Bom, uma delas, nesses idos de 1878, então, terá sido certamente o chocolate de leite, acabadinho de inventar, em Vevey, por Daniel Peter e Henri Nestlé – complemento ideal para as horas que o compositor passava na varanda do hotel Trois Couronnes a cismar numa Rússia que lhe seria doce em tudo, exceto na amargura da convenção social. Como se sabe, para completar este “Concerto para Violino”, chamou até si o violinista, e seu amante, Iosif Kotek – e não será preciso puxar muito pela cabeça para os imaginar como personagens de “Daisy Miller”, o romance de Henry James cuja ação arranca no Trois Couronnes, exatamente em 1878, e que lida com a (falta de) submissão às normas. Não será igualmente abusivo considerar que Lozakovich, aos 18 anos, o toca como se não estivesse inteiramente seguro quanto àquilo que, das suas emoções, deve trazer ao de cima ou manter enterrado, como se não soubesse lá muito bem se esta obra, a transbordar de sentimento, é o retrato de um amor impossível porque Tchaikovsky não podia amar uma mulher ou porque não podia dizer ao mundo que amava um homem – como Perlman, Chung ou Zukerman, que também a gravaram em início de carreira, está na idade certa para expressar o conflito na perfeição.

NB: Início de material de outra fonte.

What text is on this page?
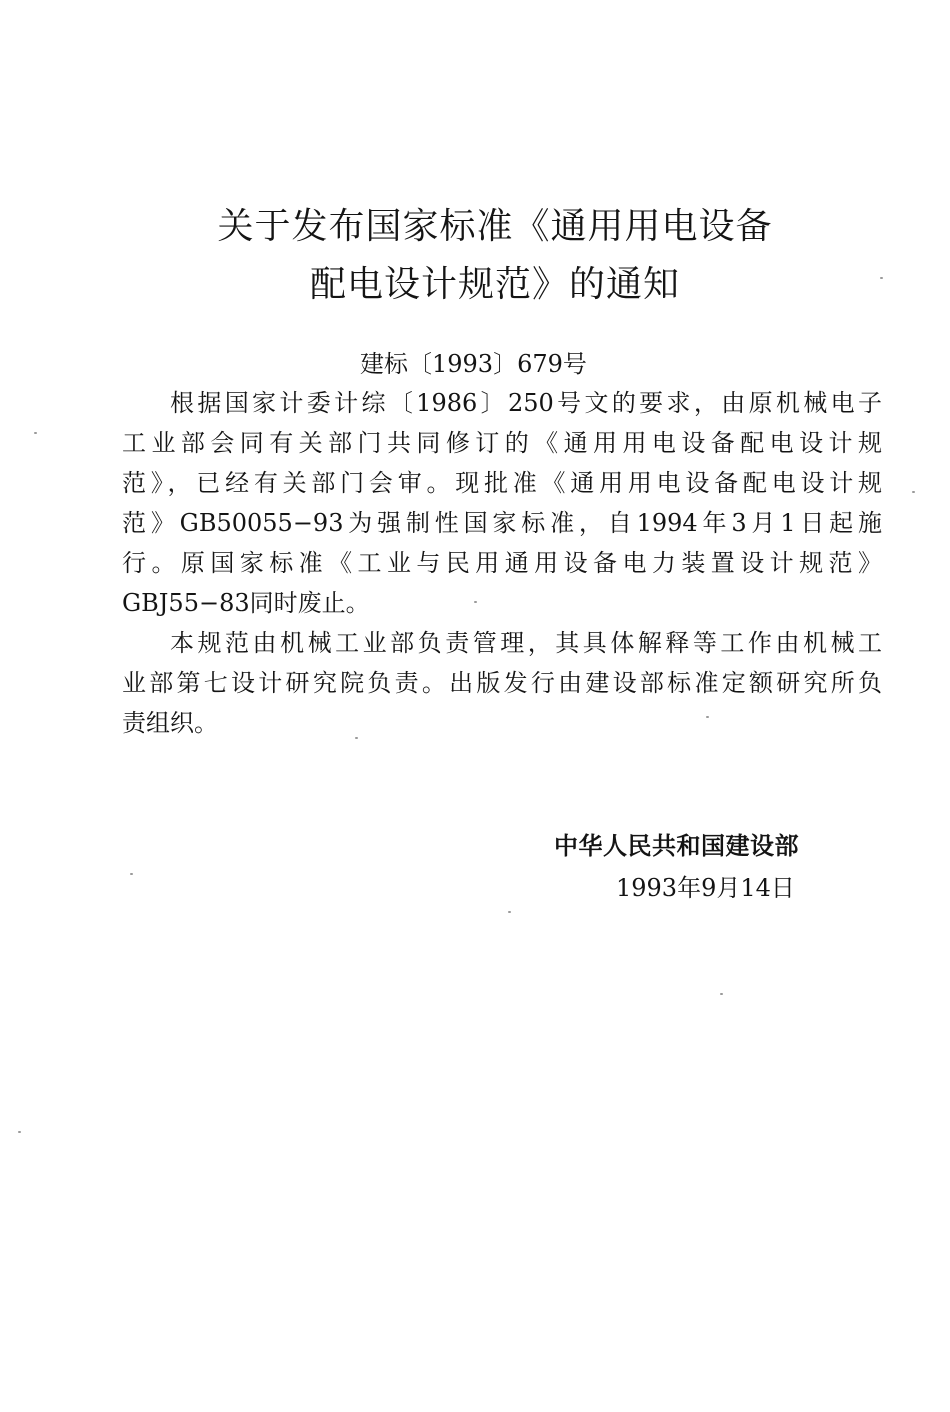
关于发布国家标准《通用用电设备
配电设计规范》的通知
建标〔1993〕679号
根据国家计委计综〔1986〕250号文的要求，由原机械电子
工业部会同有关部门共同修订的《通用用电设备配电设计规
范》，已经有关部门会审。现批准《通用用电设备配电设计规
范》GB50055−93为强制性国家标准，自1994年3月1日起施
行。原国家标准《工业与民用通用设备电力装置设计规范》
GBJ55−83同时废止。
本规范由机械工业部负责管理，其具体解释等工作由机械工
业部第七设计研究院负责。出版发行由建设部标准定额研究所负
责组织。
中华人民共和国建设部
1993年9月14日
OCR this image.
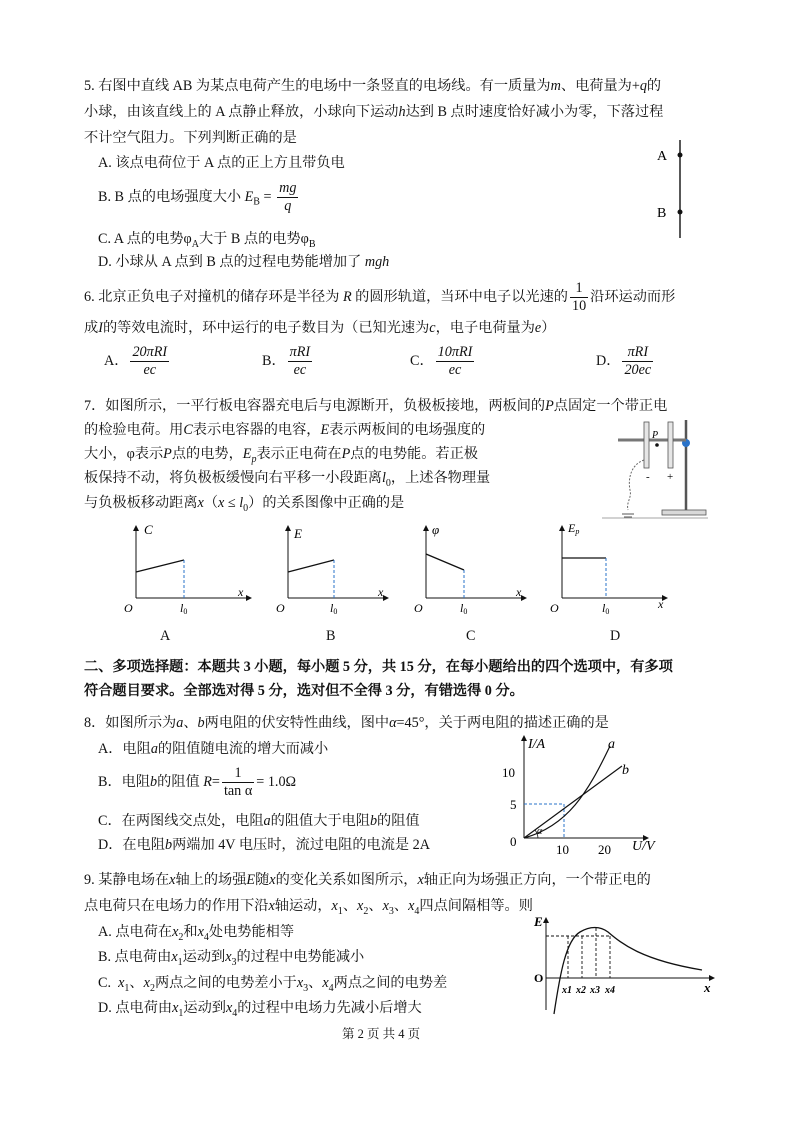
5. 右图中直线 AB 为某点电荷产生的电场中一条竖直的电场线。有一质量为m、电荷量为+q的
小球，由该直线上的 A 点静止释放，小球向下运动h达到 B 点时速度恰好减小为零，下落过程
不计空气阻力。下列判断正确的是
A. 该点电荷位于 A 点的正上方且带负电
B. B 点的电场强度大小 $E_B = \frac{mg}{q}$
C. A 点的电势$\varphi_A$大于 B 点的电势$\varphi_B$
D. 小球从 A 点到 B 点的过程电势能增加了 mgh
A
B
6. 北京正负电子对撞机的储存环是半径为 R 的圆形轨道，当环中电子以光速的 $\frac{1}{10}$ 沿环运动而形
成I的等效电流时，环中运行的电子数目为（已知光速为c，电子电荷量为e）
A． $\frac{\text{20πRI}}{ec}$	B． $\frac{\text{πRI}}{ec}$	C． $\frac{\text{10πRI}}{ec}$	D． $\frac{\text{πRI}}{20ec}$
7．如图所示，一平行板电容器充电后与电源断开，负极板接地，两板间的P点固定一个带正电
的检验电荷。用C表示电容器的电容，E表示两板间的电场强度的
大小，φ表示P点的电势，$E_p$表示正电荷在P点的电势能。若正极
板保持不动，将负极板缓慢向右平移一小段距离$l_0$，上述各物理量
与负极板移动距离$x(x \le l_0)$的关系图像中正确的是
P
- +
C
x
O	l0
A
E
x
O	l0
B
φ
x
O	l0
C
Ep
x
O	l0
D
二、多项选择题：本题共 3 小题，每小题 5 分，共 15 分，在每小题给出的四个选项中，有多项
符合题目要求。全部选对得 5 分，选对但不全得 3 分，有错选得 0 分。
8．如图所示为a、b两电阻的伏安特性曲线，图中α=45°，关于两电阻的描述正确的是
A．电阻a的阻值随电流的增大而减小
B．电阻b的阻值 $R= \frac{1}{\text{tan α}} = 1.0\Omega$
C．在两图线交点处，电阻a的阻值大于电阻b的阻值
D．在电阻b两端加 4V 电压时，流过电阻的电流是 2A
α
I/A
U/V
0
10 20
5
10
a
b
9. 某静电场在x轴上的场强E随x的变化关系如图所示，x轴正向为场强正方向，一个带正电的
点电荷只在电场力的作用下沿x轴运动，$x_1$、$x_2$、$x_3$、$x_4$四点间隔相等。则
A. 点电荷在$x_2$和$x_4$处电势能相等
B. 点电荷由$x_1$运动到$x_3$的过程中电势能减小
C. $x_1$、$x_2$两点之间的电势差小于$x_3$、$x_4$两点之间的电势差
D. 点电荷由$x_1$运动到$x_4$的过程中电场力先减小后增大
E
O
x
x1 x2 x3 x4
第 2 页 共 4 页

Ravel/Stravinsky (Warner, 2019)

Há uns anos, a propósito de uma reedição de “Paris 1919”, John Cale descrevia-o como “a forma mais simpática possível de se dizer uma coisa feia”. Referia-se, como é óbvio, à Conferência de Paz que esteve na origem da ratificação do Tratado de Versalhes, essa catastrófica dança das cadeiras entre as principais potências europeias que foi aproximando paulatinamente do abismo um continente inteiro, até, por fim, num gesto repentino, nele o lançar. Entre muitas outras hipóteses, a banda sonora para tão suicidária coreografia foi composta precisamente em 1919 – e apesar do seu autor, Ravel, negar qualquer ligação à atualidade, chamava-se, de modo muito sugestivo, “La valse”. Não admira que, ao tocá-la, Beatrice Rana pareça ter em mente o que Dimitri Tiomkin, ao serviço de Hitchcock, fez à valsa de “A Viúva Alegre”, de Lehár, em “Mentira” (1943) – mais coisa, menos coisa, o que disse Cale do seu álbum. “A peça final [deste disco] é ‘La valse’, um poema coreográfico que dá corpo à experiência devastadora da Primeira Guerra Mundial e reflete um período de mudanças radicais”, avança, em notas de apresentação, antes de insinuar que o seu vertiginoso andamento faz alusão a uma espécie de labirinto de espelhos giratório e à beirinha de se estilhaçar.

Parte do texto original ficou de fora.